Ashland contains only 10% of Jackson County’s population yet accounts for 76% of the county’s electric vehicle registrations, according to the Oregon Department of Energy and an earlier news report.
In a report provided to the city, Green said he expects “slightly more credits” for calendar year 2020 over 2019. The Clean Fuels Program will last until at least 2025, and the city anticipates that the governor will extend the program into 2035.
Interim City Administrator Adam Hanks told the council that the revenue from selling clean energy credits comes with minimal strings and the credits could theoretically be rolled into the general fund — although restrictions could change in the future.
“We’re pretty close to an anomaly,” Hanks said, describing most of the clean fuels recipients as larger utility companies.
The council will decide where to spend the revenue at a later date, at a supplemental budget hearing to be held once the city finds a buyer for the credits.
“Nothing can be done without a second step until we monetize those credits,” Hanks said.
The council expressed different ideas on ways to take advantage of the windfall. Some said they want to reinvest the money in more clean energy projects, while others said the money could be used to stave off city layoffs in the face of an expected $6 million shortfall over the next biennium.
Councilor Tonya Graham touched on the “spirit of the law” that sparked the state’s creation of clean energy credits in the first place.

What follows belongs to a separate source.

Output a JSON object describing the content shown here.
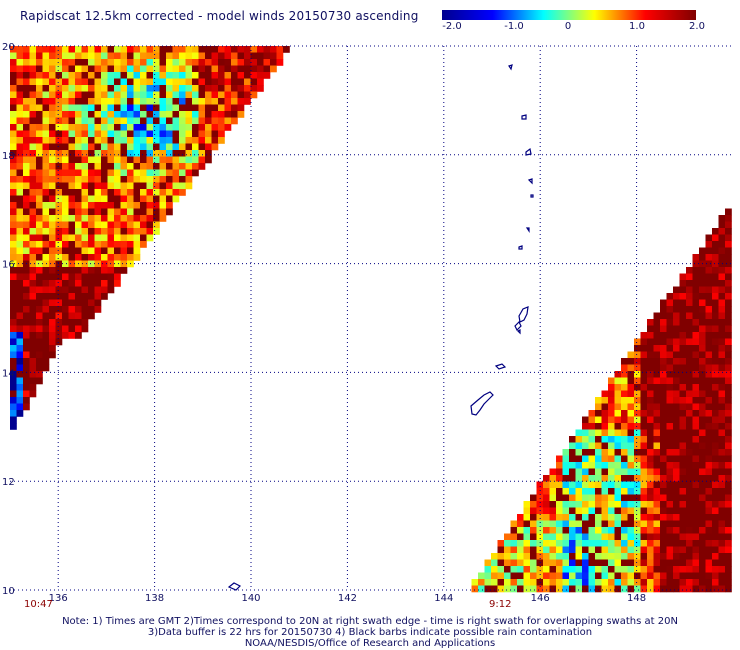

“We are still in the timeline of the 10 years to take really significant action if we’re not going to lock our children into a fate that they may not be able to adapt their way out of,” Graham said. “And so even though I know we’re up against COVID, we’re up against severe shortfalls in our revenue, it’s also important that we invest for the future that we need to provide for our children.”
Councilor Stephanie Seffinger asked whether the money could be used to avoid layoffs in the city’s clean fuels program.
“We were actually planning on using this to pay for me next year, Green said. “So there you go, that’s a savings already.”
Mayor John Stromberg suggested looking for ways to reinvest the funds in future programs, because based on the amount for one year, and the future potential, “that’s how you build financial empires.”
“We’ve got the engine going, and that’s what’s interesting,” Stromberg said.